The best thing to do, in most situations, is to treat SSHL as a medical emergency. The longer you wait, the higher your risk of sudden hearing loss becoming irreversible.
What’s the cause of sudden hearing loss?
Here are a few of the biggest causes of sudden hearing loss:
- A reaction to drugs: This may include common drugs such as aspirin. Usually, this also includes cisplatin, quinine, or streptomycin and gentamicin (the last two of which are antibiotics.
- Head trauma: A traumatic brain injury can be disruptive to the communication between your ears and your brain.
- Genetic predisposition: Genetic predisposition can in some cases be responsible for sudden hearing loss.
- Ongoing exposure to loud noise, like music: Hearing will decline progressively due to ongoing exposure to loud sound for most people. But there might be some circumstances where that hearing loss will occur abruptly.
- Autoimmune disease: Your immune system can, in some situations, begin to view your inner ear as a threat. This type of autoimmune disease can definitely result in SSHL.
- Problems with your blood flow: Things like obstructed cochlear arteries and high platelet counts are included in this category.
- Reaction to pain medication: Your risk of experiencing sudden hearing loss is increased by excessive use of opioids.
- Illnesses: Diseases like mumps, measles, meningitis, and multiple sclerosis have all been known to cause SSHL, for wildly different reasons. This is a good reason to get immunized against diseases that have a vaccine.
For a portion of patients, knowing what kind of sudden hearing loss you have will help us develop a more effective treatment. But this isn’t always the case. Many types of SSHL are treated similarly, so knowing the accurate cause isn’t always necessary for effective treatment.

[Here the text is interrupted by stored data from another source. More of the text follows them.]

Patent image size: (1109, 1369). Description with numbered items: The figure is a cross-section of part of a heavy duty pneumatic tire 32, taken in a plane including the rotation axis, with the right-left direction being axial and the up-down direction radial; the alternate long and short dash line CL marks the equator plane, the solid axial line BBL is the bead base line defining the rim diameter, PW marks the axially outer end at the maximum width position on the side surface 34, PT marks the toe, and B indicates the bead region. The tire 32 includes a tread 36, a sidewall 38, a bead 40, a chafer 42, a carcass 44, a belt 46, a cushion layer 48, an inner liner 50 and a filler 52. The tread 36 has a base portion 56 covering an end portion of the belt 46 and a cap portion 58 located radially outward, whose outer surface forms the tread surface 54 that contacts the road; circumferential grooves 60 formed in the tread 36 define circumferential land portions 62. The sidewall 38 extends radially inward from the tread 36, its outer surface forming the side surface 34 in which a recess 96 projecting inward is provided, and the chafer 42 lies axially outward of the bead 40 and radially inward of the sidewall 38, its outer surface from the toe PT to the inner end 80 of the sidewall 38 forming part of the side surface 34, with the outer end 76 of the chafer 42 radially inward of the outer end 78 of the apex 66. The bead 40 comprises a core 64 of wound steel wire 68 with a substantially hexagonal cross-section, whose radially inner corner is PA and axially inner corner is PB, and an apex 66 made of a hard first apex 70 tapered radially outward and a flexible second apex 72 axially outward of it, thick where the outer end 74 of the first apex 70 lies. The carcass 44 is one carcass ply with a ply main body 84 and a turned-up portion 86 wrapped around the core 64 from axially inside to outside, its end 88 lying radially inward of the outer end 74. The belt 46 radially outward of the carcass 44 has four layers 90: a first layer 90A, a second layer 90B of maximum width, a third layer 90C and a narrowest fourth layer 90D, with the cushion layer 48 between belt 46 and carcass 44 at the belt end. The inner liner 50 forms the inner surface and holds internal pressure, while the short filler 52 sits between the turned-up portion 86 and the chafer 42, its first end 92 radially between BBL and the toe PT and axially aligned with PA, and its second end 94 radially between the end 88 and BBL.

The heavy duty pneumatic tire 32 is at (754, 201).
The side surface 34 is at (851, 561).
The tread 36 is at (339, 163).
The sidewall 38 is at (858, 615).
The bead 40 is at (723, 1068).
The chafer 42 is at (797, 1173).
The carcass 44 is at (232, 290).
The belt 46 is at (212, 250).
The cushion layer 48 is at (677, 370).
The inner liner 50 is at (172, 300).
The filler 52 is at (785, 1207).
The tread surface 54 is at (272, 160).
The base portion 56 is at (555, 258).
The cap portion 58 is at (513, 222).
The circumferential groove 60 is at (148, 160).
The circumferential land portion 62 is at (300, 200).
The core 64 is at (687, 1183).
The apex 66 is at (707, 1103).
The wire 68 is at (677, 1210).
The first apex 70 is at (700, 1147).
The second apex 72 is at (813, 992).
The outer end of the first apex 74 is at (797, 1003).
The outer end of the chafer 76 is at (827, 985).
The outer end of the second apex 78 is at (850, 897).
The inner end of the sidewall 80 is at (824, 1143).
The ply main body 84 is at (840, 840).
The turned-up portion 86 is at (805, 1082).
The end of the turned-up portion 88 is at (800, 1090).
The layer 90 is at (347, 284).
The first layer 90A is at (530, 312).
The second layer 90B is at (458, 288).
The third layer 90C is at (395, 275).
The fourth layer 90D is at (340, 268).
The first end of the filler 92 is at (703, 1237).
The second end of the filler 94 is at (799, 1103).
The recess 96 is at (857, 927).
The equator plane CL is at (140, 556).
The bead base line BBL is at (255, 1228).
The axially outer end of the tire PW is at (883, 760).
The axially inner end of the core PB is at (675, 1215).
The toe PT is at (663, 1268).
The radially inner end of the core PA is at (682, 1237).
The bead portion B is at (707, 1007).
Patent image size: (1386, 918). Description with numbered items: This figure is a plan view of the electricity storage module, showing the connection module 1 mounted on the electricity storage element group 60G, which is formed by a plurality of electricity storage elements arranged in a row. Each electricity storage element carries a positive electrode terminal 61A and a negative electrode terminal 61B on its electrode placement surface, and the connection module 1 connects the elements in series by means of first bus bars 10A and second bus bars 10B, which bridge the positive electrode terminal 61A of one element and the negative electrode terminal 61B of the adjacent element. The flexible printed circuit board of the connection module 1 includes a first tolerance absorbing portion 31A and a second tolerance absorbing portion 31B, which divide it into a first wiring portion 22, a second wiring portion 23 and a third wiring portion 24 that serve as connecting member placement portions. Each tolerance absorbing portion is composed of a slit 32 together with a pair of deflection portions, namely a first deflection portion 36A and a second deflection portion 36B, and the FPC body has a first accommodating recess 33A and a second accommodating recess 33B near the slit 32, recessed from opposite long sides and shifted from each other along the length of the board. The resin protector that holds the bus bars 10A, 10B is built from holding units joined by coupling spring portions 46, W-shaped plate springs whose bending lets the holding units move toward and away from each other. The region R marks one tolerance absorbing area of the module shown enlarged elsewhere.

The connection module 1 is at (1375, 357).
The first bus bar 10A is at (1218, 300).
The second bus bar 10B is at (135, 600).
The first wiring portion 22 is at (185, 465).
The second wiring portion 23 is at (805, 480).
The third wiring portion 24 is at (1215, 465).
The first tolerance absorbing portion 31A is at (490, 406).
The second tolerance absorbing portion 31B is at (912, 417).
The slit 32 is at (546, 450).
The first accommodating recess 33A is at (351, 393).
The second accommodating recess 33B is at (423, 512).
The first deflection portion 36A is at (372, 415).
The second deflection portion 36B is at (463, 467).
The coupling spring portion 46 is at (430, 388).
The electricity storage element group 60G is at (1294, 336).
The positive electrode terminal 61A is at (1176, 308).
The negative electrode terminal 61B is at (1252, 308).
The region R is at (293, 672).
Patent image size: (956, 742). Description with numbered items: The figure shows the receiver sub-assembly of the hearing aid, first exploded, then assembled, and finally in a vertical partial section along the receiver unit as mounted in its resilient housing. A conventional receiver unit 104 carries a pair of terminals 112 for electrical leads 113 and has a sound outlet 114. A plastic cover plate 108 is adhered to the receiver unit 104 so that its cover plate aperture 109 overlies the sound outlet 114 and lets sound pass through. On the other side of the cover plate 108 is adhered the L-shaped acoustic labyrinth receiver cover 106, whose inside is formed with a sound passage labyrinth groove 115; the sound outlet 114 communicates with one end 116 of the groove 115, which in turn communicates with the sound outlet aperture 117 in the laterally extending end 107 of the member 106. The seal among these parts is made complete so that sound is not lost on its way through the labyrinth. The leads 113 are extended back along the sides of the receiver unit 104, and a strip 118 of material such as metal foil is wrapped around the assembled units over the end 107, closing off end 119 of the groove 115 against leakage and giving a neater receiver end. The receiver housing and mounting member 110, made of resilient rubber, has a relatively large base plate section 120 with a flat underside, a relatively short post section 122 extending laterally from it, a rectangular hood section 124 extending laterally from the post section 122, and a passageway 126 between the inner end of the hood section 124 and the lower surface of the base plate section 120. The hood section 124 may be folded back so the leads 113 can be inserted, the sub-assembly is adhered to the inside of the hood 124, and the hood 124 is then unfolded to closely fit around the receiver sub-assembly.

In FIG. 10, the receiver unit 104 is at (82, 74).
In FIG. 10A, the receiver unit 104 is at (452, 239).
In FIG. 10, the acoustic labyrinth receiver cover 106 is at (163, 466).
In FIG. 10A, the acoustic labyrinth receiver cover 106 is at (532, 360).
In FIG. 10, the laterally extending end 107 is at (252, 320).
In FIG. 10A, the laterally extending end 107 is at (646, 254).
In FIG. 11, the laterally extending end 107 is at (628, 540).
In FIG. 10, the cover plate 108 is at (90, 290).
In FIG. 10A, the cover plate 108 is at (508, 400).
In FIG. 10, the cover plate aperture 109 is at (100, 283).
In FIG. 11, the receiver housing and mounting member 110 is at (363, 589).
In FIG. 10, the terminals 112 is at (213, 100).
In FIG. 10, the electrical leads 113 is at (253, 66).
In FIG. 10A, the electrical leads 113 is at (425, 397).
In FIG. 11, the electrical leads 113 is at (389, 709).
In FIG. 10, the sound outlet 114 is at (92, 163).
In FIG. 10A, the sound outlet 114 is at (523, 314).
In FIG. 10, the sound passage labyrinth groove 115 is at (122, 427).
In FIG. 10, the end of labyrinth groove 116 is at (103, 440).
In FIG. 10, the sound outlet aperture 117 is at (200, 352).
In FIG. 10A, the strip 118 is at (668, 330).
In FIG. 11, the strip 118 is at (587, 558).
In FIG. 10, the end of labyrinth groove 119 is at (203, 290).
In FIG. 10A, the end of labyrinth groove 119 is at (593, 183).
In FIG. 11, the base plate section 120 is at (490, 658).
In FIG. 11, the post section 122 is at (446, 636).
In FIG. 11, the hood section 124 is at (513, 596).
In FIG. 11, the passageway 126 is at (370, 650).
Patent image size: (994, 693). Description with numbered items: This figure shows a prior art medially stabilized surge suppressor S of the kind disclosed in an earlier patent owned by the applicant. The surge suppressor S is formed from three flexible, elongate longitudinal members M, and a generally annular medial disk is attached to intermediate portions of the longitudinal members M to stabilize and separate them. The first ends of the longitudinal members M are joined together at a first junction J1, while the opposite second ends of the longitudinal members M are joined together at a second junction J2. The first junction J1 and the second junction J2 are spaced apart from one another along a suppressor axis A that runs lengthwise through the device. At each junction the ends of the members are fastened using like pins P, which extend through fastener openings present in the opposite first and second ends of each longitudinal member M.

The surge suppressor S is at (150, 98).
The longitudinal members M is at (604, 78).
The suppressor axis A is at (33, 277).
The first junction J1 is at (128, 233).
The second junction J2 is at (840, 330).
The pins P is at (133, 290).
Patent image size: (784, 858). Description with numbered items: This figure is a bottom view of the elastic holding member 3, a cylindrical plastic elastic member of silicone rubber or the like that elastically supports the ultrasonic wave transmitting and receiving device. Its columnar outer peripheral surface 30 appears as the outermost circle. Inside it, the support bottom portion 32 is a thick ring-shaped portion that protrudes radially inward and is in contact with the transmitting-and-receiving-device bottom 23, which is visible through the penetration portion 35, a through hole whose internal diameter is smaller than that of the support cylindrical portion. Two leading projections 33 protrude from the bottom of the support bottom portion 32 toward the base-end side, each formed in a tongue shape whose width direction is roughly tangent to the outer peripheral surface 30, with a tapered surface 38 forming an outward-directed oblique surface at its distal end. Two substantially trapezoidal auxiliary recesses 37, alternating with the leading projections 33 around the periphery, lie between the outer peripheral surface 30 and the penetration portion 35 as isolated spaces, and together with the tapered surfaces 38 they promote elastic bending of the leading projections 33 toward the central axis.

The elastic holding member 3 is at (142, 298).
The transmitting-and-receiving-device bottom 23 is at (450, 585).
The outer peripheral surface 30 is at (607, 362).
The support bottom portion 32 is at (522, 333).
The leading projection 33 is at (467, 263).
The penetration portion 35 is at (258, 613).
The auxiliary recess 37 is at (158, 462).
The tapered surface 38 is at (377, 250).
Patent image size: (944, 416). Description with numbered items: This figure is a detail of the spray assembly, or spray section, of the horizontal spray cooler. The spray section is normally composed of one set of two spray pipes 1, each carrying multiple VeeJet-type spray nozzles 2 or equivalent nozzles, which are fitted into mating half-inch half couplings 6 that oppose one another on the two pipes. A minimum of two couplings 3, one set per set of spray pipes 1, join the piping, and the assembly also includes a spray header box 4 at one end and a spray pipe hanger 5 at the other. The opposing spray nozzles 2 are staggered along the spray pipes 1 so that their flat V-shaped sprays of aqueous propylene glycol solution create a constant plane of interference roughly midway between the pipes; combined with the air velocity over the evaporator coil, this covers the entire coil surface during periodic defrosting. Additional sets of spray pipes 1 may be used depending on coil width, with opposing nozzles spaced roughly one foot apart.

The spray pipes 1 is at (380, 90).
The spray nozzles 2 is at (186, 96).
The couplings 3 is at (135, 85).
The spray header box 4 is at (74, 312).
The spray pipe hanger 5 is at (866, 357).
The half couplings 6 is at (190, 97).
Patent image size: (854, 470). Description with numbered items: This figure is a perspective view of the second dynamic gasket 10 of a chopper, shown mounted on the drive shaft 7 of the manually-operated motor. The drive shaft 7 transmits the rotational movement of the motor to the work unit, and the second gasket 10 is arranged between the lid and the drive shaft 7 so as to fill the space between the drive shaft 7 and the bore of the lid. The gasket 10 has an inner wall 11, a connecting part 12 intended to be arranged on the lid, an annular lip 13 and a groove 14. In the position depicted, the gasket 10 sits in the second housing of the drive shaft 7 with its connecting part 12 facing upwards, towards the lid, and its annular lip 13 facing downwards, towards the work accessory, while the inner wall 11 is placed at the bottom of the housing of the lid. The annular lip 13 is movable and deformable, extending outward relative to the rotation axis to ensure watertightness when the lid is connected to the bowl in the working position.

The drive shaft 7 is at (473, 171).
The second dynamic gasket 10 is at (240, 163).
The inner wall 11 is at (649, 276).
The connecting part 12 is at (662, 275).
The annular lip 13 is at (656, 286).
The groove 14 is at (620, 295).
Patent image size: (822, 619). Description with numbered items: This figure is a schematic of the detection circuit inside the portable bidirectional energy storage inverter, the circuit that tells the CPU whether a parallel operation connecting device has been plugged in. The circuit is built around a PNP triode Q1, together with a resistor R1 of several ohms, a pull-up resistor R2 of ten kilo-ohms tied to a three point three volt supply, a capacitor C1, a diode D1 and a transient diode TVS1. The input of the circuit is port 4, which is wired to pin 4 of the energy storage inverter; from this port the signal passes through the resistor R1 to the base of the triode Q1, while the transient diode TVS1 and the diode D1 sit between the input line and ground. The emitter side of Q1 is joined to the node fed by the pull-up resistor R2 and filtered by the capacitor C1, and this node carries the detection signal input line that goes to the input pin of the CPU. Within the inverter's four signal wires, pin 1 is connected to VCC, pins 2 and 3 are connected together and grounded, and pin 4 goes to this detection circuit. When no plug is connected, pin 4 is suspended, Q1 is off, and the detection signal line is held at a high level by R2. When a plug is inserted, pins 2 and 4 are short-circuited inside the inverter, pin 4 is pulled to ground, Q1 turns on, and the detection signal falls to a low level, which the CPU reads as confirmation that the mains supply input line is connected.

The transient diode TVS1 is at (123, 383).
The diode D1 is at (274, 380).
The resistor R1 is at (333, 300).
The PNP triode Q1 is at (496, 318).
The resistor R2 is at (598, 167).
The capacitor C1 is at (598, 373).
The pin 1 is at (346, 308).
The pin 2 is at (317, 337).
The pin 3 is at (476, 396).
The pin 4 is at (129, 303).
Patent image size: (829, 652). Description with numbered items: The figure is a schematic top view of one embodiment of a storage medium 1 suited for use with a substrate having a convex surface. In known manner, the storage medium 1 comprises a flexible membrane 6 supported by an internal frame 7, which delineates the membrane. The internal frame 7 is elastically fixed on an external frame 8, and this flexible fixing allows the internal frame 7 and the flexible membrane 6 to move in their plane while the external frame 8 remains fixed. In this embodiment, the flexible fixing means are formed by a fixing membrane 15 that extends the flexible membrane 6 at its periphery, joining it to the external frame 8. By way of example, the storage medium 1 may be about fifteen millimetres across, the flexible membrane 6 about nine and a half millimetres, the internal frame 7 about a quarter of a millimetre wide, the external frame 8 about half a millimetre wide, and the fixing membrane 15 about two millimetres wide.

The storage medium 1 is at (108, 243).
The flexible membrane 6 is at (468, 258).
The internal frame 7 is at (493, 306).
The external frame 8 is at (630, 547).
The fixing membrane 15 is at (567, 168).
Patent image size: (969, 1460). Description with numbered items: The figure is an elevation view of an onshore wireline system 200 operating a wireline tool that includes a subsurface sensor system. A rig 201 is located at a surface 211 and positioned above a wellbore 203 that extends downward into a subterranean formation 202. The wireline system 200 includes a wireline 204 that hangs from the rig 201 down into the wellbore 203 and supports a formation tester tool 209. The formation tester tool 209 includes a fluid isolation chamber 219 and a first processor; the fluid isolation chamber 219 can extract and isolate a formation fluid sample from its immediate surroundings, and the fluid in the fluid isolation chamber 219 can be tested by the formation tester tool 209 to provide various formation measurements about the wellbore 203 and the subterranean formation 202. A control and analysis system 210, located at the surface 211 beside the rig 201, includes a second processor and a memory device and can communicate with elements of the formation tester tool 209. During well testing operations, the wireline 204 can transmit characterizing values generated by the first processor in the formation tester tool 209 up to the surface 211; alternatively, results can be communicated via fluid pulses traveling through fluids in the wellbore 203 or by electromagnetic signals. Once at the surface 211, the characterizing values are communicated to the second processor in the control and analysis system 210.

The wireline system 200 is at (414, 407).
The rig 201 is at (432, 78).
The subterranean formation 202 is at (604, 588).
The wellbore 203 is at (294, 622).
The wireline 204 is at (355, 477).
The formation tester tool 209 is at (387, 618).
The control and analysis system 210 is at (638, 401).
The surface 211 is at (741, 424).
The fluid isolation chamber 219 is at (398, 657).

What should you do if you experience sudden loss of hearing?
So, if you wake up one morning and suddenly find you’re unable to hear anything, what’s the best course of action? Well, there are a couple of essential steps you should take as soon as possible. Above all, you shouldn’t just wait for it to go away. That won’t work very well. You should wait no longer than 72 hours to find treatment. It’s best to schedule an appointment with us right away. We’ll be in the best position to help you figure out what’s wrong and how to treat it.
While you’re at our office, you will probably undergo an audiogram to determine the degree of hearing loss you’re dealing with (this is the test where we make you wear headphones and raise your hand when you hear a beep, it’s completely non-invasive). We will also make sure you don’t have any obstructions or a possible conductive cause for your hearing loss.
For most people, the first course of treatment will very likely include steroids. For some individuals, these steroids could be injected directly into the ear. For others, pills may be capable of generating the desired effects. SSHL of numerous root causes (or no known cause) can be effectively treated with steroids. You might need to take a medication to reduce your immune response if your SSHL is due to an autoimmune disease.